Dans un système de libre échange et de libre marché, les pays pauvres — et les gens pauvres — ne sont pas pauvres parce que les autres sont riches. Si les autres étaient moins riches, les pauvres seraient, selon toute probabilité, encore plus pauvres.

Margaret THATCHER

 

 

Je vins dans les villes au temps du désordre

Quand la faim y régnait.

Je vins parmi les hommes au temps de la révolte

Et je me suis révolté avec eux.

Ainsi passa le temps

Qui m’était donné sur la terre.

Bertolt BRECHT

 

 

 

 

 

 

 

 

 

— Impossible de sortir on dirait, dit-il. Puis il ajoute : Mais on sortira.

Au nord, entourée de lacs grands comme des océans, la forêt s’étend jusqu’au pied d’une chaîne de montagnes. Au milieu de la forêt, il y a un puits. Le puits fait environ sept mètres de profondeur et ses parois irrégulières forment une muraille de terre humide et de racines, son embouchure est étroite et sa base plus large, comme une pyramide vide et émoussée. De veines lointaines en galeries affluentes de la rivière, une eau sombre s’écoule au fond du lit, le tapissant d’un dépôt terreux et d’une boue piquée de bulles qui, en éclatant, restituent à l’atmosphère son parfum d’eucalyptus. Peut-être à cause du mouvement des plaques tectoniques, ou de la continuelle brise tourbillonnante, les petites racines s’agitent, se retournent et paradent en une danse lente et angoissante qui évoque les entrailles des forêts dirigeant lentement le monde.

Le frère aîné est grand. Il gratte la terre pour former des marches, mais lorsqu’il y pose le pied, tout son corps s’affaisse et le mur s’éboule.

Le frère cadet est petit. Assis par terre, les bras autour des jambes, il souffle sur la blessure fraîche qu’il a au genou.

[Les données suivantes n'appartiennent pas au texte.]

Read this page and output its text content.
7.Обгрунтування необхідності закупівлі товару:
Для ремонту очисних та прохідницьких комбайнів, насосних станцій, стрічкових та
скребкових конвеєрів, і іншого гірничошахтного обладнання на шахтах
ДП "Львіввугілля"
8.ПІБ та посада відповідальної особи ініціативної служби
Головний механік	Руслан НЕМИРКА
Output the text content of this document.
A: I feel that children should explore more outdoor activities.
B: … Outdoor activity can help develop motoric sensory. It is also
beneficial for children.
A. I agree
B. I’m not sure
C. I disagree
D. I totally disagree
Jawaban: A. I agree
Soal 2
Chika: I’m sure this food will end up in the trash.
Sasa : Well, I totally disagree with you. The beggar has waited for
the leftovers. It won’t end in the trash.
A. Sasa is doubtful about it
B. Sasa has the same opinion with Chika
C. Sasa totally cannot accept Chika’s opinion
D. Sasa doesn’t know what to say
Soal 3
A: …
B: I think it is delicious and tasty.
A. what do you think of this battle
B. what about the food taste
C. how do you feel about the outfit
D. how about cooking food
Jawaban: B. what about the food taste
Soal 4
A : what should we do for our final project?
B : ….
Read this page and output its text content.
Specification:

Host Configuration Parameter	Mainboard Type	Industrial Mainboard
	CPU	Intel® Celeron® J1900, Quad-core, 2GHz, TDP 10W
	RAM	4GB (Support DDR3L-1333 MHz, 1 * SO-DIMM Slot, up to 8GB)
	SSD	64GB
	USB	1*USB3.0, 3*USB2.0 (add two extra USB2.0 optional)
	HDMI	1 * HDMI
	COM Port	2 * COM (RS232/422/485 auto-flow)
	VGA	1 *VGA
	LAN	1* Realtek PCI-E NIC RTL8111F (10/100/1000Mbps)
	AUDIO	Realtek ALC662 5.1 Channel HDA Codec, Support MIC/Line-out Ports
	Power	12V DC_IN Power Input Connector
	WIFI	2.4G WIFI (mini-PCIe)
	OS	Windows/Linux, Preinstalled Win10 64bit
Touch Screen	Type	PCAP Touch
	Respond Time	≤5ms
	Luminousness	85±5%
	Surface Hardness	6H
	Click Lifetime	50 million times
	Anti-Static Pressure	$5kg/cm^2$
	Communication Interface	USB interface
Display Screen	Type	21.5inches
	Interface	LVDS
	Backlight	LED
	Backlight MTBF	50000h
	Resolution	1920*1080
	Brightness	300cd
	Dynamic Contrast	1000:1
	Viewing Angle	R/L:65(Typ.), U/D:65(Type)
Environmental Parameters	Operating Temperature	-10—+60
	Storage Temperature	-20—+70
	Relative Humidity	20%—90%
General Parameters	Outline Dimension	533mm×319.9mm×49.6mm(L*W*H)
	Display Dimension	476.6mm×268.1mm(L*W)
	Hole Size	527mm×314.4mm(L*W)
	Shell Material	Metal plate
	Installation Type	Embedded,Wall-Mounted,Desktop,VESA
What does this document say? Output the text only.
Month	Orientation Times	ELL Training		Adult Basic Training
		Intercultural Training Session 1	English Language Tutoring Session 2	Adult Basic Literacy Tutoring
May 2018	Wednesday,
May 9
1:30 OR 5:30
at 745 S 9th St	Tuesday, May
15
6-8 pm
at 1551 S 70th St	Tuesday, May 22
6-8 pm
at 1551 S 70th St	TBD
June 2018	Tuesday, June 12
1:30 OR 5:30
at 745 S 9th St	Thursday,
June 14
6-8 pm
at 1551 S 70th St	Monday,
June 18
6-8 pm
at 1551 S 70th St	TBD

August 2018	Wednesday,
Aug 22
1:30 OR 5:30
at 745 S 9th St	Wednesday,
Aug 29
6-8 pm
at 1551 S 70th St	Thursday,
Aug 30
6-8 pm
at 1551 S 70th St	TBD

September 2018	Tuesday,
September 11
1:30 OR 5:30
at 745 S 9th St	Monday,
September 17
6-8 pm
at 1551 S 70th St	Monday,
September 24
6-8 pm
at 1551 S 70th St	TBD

En se disant que le premier sang coule toujours dans le camp des plus faibles, il observe son frère tomber, une, deux, trois fois.

— J’ai mal. Je crois que c’est cassé.

— Ne te laisse pas impressionner par le sang.

Dehors, le soleil poursuit sa parabole et s’éclipse derrière les montagnes, tirant l’ombre de l’après-midi qui, comme un rideau de scène, se lève peu à peu sur les joues pâles, les globes oculaires et les dents. Leurs efforts pour creuser un tunnel dans la muraille de terre se sont révélés inutiles, et le Grand est désormais debout, concentré, les doigts dans les passants de son pantalon, cherchant dans les adieux du jour la réponse à une énigme qui s’évapore tandis que s’installe l’obscurité.

— Allez, debout. Peut-être que, si je te porte, tu pourras atteindre le bord.

Le Petit tremble, mais il n’a pas froid.

— C’est trop haut, on n’y arrivera pas, dit-il, en se mettant debout.

Le Grand le prend par la main et d’un geste le fait grimper sur ses épaules, comme s’ils jouaient à se grandir pour faire la taille d’un homme. Le manque de stabilité les oblige à s’appuyer contre la paroi, et de ce point d’observation le Petit comprend qu’ils ne pourront rien atteindre.